If my husband leaves me alone all day and idleness leads me to watching porn, it’s the first thing I confess upon his return. Sometimes I don’t even have to say it. He can tell by my downturned eyes and my noticeable exhaustion. He shakes his head and takes me in his arms as I make another promise to try to leave it alone. When I visited a peep show on a recent work trip out of town, he seemed more amused than upset about the whole thing.

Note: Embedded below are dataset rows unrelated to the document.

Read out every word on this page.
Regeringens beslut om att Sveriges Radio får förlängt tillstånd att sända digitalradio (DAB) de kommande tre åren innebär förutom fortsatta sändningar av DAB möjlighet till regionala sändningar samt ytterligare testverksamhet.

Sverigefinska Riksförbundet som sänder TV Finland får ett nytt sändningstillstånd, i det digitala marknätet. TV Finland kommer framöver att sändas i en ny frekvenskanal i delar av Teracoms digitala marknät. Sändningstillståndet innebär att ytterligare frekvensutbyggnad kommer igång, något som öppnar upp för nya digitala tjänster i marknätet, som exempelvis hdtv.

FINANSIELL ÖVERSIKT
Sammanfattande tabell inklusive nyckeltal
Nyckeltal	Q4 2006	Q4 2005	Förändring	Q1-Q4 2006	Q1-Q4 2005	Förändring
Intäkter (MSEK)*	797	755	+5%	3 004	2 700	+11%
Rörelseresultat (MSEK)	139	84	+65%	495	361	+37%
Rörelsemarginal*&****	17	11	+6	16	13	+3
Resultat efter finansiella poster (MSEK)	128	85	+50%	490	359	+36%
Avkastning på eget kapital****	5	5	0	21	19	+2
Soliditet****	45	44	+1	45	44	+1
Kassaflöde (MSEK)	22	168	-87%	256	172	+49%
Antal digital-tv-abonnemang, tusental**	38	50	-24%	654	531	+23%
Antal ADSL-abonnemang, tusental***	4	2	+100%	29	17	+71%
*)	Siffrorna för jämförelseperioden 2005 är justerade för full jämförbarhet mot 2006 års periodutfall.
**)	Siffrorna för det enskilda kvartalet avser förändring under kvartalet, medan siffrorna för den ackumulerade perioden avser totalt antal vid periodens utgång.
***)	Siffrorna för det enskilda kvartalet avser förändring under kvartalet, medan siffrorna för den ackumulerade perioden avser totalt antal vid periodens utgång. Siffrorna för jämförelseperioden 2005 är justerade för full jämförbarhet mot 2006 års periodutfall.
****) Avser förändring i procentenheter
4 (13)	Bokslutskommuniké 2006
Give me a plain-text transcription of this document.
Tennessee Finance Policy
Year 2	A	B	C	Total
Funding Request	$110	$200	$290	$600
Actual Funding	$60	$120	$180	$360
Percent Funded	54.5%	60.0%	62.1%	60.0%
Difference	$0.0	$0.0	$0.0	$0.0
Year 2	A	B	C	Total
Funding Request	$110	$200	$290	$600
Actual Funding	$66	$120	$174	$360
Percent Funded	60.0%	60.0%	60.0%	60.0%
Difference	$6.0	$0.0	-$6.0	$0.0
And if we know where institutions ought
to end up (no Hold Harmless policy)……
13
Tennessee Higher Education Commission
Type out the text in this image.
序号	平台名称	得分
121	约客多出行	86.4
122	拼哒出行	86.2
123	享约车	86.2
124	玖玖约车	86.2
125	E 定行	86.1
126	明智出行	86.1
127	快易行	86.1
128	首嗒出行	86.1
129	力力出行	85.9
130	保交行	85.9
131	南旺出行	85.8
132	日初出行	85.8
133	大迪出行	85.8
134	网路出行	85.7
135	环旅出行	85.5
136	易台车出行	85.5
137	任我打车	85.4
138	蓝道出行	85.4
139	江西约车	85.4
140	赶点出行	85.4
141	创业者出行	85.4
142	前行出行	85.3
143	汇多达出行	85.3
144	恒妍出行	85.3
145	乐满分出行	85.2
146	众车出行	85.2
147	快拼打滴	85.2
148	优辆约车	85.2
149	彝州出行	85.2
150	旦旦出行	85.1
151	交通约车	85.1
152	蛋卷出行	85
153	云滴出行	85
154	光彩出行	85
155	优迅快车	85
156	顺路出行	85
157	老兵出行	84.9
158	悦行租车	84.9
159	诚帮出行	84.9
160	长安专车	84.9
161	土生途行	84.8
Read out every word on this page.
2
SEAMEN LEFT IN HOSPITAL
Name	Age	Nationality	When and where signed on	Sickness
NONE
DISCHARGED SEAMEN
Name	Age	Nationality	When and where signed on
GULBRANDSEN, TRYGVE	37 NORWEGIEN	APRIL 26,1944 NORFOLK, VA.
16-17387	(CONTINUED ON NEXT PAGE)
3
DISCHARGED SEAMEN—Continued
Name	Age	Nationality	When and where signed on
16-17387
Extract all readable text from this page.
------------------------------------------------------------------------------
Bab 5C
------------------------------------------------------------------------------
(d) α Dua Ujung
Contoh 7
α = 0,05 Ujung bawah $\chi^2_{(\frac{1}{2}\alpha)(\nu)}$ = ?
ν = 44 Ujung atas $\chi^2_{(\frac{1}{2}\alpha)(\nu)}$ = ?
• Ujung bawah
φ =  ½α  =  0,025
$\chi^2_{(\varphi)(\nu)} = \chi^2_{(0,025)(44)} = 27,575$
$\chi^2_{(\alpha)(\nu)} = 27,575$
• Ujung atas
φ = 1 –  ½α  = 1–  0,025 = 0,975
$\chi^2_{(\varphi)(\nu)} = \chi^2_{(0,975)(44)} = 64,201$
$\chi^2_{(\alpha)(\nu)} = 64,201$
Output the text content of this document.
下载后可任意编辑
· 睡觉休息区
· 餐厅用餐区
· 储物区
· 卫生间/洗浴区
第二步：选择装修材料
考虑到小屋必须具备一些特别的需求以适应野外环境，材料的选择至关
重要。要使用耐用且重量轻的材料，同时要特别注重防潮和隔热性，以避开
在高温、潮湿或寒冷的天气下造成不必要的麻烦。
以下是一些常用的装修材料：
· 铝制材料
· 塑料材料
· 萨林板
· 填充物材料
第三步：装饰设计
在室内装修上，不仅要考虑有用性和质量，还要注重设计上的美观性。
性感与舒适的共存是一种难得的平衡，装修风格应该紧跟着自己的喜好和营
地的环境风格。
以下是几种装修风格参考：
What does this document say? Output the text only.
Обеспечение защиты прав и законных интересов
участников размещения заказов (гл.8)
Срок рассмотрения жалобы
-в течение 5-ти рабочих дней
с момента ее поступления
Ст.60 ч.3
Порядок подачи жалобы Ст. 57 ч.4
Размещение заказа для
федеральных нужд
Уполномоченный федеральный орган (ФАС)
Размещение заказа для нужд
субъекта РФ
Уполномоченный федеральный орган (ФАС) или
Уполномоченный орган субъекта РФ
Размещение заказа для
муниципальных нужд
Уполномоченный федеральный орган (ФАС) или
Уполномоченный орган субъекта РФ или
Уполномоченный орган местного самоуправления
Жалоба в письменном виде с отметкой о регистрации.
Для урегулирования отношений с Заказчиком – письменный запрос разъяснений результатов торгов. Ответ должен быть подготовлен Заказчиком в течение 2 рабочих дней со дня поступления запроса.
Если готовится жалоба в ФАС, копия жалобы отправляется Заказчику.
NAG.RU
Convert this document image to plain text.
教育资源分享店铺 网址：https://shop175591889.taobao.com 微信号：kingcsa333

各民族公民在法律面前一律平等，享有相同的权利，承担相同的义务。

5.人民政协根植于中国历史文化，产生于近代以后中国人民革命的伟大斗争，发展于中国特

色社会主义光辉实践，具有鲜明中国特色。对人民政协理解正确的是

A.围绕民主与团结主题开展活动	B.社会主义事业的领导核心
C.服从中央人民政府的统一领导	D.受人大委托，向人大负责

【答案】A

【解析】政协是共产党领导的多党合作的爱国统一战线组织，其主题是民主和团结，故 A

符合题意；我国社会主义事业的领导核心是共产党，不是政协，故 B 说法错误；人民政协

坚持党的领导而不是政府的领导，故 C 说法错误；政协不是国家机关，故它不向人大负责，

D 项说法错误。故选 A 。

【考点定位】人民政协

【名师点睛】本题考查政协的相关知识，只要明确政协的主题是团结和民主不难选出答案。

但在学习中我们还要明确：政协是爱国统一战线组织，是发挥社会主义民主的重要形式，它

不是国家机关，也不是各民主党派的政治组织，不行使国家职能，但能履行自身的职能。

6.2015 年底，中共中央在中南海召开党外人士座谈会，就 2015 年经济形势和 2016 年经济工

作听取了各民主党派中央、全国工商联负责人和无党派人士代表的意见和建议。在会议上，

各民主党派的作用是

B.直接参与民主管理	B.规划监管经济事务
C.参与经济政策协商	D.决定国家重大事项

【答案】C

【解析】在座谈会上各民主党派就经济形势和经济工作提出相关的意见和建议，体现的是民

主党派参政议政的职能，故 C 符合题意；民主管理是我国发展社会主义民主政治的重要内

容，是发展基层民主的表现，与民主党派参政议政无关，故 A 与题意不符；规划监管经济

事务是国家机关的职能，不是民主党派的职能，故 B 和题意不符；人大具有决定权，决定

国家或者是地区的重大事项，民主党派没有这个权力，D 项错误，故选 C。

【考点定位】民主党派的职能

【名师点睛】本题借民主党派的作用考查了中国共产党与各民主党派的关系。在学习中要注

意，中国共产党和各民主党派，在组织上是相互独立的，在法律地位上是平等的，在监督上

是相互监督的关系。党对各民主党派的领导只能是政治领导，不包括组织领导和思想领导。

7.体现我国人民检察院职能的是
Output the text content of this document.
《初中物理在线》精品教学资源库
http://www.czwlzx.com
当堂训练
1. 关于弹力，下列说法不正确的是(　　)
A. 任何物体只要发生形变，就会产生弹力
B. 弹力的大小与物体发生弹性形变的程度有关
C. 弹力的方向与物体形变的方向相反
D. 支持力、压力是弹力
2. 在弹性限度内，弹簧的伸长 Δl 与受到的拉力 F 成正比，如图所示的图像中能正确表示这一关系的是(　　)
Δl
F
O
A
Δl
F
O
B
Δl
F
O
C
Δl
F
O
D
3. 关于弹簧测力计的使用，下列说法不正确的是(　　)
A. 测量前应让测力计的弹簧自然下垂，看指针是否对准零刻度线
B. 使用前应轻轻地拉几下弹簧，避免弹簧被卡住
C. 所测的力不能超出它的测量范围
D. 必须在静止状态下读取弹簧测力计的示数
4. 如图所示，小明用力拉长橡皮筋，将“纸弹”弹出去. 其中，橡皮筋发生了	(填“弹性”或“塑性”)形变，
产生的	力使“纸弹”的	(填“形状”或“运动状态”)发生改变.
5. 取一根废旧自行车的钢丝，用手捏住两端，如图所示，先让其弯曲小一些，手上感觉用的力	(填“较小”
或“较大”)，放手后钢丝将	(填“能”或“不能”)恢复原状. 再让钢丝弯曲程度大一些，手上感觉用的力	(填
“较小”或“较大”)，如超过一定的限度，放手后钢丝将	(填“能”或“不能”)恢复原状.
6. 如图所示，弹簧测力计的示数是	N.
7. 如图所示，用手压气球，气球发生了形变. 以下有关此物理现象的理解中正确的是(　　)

Unfortunately, I have yet to be as generous. If I find he’s been watching porn without me, when I’ve struggled to abstain for a stretch of time, I react with what might seem like unjustified rage. This frustration is only rooted in envy.
* * *
Masturbating beside my husband while he sleeps is the last secret I’ve kept from him. Although I’m beginning to fear that it’s actually just the latest secret. My resistance in telling him only proves how fragile recovery is. This week it’s masturbation. But maybe next week it’s back to porn binging. Or obsessive scrolling through Craigslist personals. Or lying about my whereabouts. And so forth. Abstaining from these habits, when so readily available, without abstaining from sexual pleasure completely, or the shame I’ve long bound to it, is a challenge I face daily.
That’s why I need to tell my husband.
Not because I need his permission, his forgiveness or to offer him some act of contrition. But because I need him to see me. To witness. The act of telling the truth, especially about something that makes us ache, is often the only absolution we need.